It’s gloomy. I’m reminded of Rimbaud on this dreary day, and some of the words that open his prose poem “A Season in Hell”:
Misfortune was my God. I laid myself down in the mud. I dried myself in the air of crime. I played sly tricks on madness.
That’s pretty close to how I’ve felt for the past couple months, ever since Monica left. I haven’t heard from her in a long time, but I’m getting better. No more sad sack Rooster. I’ve gotten enough hate mail for a lifetime since she went away. And then there’re the death threats, which I suspect are coming covertly from Bennington, just judging on his past behavior. But my cousin has been uncharacteristically nice to me since I’ve been alone.

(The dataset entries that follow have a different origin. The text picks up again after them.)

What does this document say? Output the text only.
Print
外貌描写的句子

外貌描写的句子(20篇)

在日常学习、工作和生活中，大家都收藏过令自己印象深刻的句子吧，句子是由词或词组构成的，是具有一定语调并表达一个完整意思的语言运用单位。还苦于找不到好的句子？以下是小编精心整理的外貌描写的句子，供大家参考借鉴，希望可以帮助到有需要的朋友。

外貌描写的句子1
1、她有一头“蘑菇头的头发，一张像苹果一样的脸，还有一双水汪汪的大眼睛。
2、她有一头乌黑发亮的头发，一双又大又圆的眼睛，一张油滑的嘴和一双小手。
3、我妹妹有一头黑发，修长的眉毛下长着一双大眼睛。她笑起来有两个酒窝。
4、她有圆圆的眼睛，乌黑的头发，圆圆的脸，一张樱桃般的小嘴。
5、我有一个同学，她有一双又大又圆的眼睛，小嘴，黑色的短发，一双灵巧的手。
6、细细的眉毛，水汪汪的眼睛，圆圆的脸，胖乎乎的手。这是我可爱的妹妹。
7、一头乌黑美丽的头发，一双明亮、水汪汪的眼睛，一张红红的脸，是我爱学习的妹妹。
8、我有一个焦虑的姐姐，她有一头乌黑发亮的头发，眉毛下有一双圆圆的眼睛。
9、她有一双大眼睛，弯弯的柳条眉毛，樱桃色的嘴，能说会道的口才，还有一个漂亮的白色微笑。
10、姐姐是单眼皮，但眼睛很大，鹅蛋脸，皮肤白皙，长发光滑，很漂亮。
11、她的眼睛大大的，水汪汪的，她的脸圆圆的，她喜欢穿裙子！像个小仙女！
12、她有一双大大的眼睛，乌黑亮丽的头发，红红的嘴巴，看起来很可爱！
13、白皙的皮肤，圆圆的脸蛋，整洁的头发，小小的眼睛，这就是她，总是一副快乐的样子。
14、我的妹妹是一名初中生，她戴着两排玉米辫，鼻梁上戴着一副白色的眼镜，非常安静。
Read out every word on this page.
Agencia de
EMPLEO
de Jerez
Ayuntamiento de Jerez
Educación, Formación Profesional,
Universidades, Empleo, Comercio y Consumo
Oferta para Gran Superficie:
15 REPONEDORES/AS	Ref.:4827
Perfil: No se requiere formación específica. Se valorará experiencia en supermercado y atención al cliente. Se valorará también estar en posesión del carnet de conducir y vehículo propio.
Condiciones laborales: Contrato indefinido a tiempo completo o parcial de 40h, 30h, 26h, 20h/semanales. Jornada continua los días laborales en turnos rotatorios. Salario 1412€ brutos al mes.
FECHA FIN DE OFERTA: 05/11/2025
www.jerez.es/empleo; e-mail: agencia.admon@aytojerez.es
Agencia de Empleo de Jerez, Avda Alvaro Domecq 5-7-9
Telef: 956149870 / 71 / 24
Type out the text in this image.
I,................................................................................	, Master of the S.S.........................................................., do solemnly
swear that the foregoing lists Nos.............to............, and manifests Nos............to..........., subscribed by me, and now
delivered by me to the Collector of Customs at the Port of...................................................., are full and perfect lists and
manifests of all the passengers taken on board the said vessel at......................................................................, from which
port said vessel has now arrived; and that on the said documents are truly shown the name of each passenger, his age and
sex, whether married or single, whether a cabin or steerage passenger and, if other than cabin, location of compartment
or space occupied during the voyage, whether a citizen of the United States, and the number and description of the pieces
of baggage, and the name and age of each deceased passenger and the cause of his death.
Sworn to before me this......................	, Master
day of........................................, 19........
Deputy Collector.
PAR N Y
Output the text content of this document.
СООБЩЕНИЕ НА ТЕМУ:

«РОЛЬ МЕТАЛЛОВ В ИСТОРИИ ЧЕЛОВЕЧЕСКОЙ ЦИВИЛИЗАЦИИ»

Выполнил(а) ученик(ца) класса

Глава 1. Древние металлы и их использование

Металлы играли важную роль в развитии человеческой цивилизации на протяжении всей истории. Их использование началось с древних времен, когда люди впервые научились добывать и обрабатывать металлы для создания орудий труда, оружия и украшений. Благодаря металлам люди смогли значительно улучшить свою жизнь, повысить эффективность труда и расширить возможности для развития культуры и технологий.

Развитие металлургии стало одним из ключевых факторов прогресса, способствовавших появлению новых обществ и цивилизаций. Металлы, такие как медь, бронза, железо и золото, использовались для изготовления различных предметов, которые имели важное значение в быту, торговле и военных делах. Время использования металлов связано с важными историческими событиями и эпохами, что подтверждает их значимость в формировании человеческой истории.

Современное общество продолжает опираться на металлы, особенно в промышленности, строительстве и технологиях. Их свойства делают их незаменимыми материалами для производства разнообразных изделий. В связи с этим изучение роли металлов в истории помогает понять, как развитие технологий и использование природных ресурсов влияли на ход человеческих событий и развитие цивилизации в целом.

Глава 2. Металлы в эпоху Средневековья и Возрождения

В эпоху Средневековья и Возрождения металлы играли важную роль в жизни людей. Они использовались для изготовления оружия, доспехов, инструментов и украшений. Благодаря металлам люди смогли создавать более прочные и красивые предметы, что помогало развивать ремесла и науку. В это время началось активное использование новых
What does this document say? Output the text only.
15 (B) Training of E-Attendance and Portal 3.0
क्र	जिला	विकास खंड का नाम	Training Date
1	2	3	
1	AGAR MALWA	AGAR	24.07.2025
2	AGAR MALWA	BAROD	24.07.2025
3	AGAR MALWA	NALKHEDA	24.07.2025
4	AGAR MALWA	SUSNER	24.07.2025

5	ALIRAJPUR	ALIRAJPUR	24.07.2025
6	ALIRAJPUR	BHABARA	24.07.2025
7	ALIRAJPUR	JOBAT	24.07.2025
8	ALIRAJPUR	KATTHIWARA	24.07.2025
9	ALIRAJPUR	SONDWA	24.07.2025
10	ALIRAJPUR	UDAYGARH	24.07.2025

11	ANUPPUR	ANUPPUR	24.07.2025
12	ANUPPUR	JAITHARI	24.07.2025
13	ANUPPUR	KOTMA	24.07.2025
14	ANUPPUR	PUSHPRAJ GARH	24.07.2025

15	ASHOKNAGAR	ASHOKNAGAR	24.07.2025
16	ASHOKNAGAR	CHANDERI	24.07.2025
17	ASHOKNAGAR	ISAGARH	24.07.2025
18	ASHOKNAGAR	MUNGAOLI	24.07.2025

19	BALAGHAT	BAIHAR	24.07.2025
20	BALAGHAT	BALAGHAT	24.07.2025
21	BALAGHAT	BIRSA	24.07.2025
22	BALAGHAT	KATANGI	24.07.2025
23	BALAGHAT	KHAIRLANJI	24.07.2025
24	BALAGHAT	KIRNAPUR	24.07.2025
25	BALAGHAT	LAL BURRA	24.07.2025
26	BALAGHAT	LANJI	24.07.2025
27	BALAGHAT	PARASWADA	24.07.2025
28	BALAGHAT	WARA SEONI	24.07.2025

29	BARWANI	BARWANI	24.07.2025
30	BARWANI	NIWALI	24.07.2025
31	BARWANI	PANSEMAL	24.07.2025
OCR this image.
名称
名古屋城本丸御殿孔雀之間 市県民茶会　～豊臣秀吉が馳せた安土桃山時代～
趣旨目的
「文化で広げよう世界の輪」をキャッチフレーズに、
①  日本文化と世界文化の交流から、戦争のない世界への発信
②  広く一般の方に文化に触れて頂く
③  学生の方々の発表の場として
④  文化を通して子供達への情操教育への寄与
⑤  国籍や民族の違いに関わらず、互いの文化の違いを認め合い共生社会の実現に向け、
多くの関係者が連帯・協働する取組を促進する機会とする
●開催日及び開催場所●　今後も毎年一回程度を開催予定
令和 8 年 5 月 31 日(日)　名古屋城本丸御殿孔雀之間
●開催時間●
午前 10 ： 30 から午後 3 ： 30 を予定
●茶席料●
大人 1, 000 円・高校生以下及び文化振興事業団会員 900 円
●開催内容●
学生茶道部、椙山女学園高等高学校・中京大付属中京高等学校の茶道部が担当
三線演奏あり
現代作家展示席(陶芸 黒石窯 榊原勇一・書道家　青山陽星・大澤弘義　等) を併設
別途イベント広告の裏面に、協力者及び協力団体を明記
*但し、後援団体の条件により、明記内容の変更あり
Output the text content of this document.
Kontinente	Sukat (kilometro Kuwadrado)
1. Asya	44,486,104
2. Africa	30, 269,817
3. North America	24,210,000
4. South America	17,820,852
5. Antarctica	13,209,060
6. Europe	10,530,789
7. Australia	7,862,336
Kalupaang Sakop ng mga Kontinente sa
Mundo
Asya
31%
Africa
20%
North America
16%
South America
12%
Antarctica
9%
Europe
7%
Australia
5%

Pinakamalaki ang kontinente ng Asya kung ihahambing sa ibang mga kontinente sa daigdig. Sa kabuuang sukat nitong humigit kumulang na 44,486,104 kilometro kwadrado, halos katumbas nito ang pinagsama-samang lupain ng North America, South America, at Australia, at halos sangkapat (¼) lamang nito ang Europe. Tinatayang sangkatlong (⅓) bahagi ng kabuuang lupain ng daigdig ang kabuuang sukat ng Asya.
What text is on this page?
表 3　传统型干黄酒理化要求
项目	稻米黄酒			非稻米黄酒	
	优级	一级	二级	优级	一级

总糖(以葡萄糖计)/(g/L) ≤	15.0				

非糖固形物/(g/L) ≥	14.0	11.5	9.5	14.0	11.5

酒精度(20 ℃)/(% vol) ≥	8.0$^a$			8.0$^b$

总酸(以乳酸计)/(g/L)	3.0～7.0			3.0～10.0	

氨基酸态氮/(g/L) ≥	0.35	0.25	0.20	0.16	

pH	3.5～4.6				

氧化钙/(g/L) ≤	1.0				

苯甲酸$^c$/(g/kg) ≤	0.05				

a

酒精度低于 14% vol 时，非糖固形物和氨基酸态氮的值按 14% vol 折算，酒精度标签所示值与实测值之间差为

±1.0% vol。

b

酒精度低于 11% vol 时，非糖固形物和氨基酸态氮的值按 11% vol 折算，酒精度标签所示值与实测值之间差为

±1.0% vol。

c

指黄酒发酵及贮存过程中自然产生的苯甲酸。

He’s worried about me, and every visit we’ve had has been pleasurable, if a little awkward. I don’t think Bennington knows how to express himself properly. Well, I know that he doesn’t: the other night we went out for dinner and when the sweetheart of a waitress asked if we were a couple (Bennington paid and ordered for me, which was weird but whatever), he flipped the table over and went ballistic on her face, pecking away until all that was left was torn flesh and deep red cartilage. I don’t think I’ll be able to go there for at least a week. I love that restaurant—they have the best bread.
So given the circumstances of our messy exit, Bennington has once again gone into hiding, where I don’t know. That psycho bird spends most of his life in hiding. I hope he has a nice apartment or bunker. Last I heard from him was when news of Hurricane Florence hit, and he told me he was hitchhiking down to North Carolina to “embrace the waves.” I’m not sure he knows what he’s getting into or how dangerous it is to drive into the path of a Category 4 hurricane. I know it’s been downgraded, but he doesn’t: he left on Tuesday. I wonder if he even made it past Cambridge. A little Quibbits family trivia: Bennington used to turn tricks outside the Harvard Book Store. He doesn’t like to talk about it for obvious reasons (Cambridge is so square, you know), but after a while when the money wasn’t coming in, he just started cruising in the Port-A-Potties by Harvard Yard. He’s a strange individual. Not exactly the solid rock of a person you can depend on in a crisis.
But he has defied my expectations: cooking meals, emailing recipes and articles on self-care, mailing scented candles and bath bombs. Is my cousin coming on to me? I’m not sure, but it’s a possibility. He’d probably justify avian incest as “progressive” and “socialist,” and if I objected, he’d call me a neoliberal shill just like last time when I said I didn’t want to compare cloacas.
You shouldn’t be me worried about me. I’m fine. I just stay in the house and occasionally mope and cry, but I’m doing okay. Bennington’s the one risking his 19,000 lives. I suppose it’s true no one really cares about him, insofar as I’ve ceased communicating with him so many times and we’ve made up and broken apart countless times through our many years on this earth.
Enough about Bennington, he’ll probably show up on the Weather Channel swirling in a tornado or caught in a killer wave. But he’ll make it out. We Quibbits are a resilient clan, never felled by anything but natural causes, and who knows when those will catch up with me. I’m almost ready to submit the completed manuscript of my long-delayed novel Always a Stone, I quit chewing tobacco, and I’ve become quite the cook. Everything’s looking up Rooster.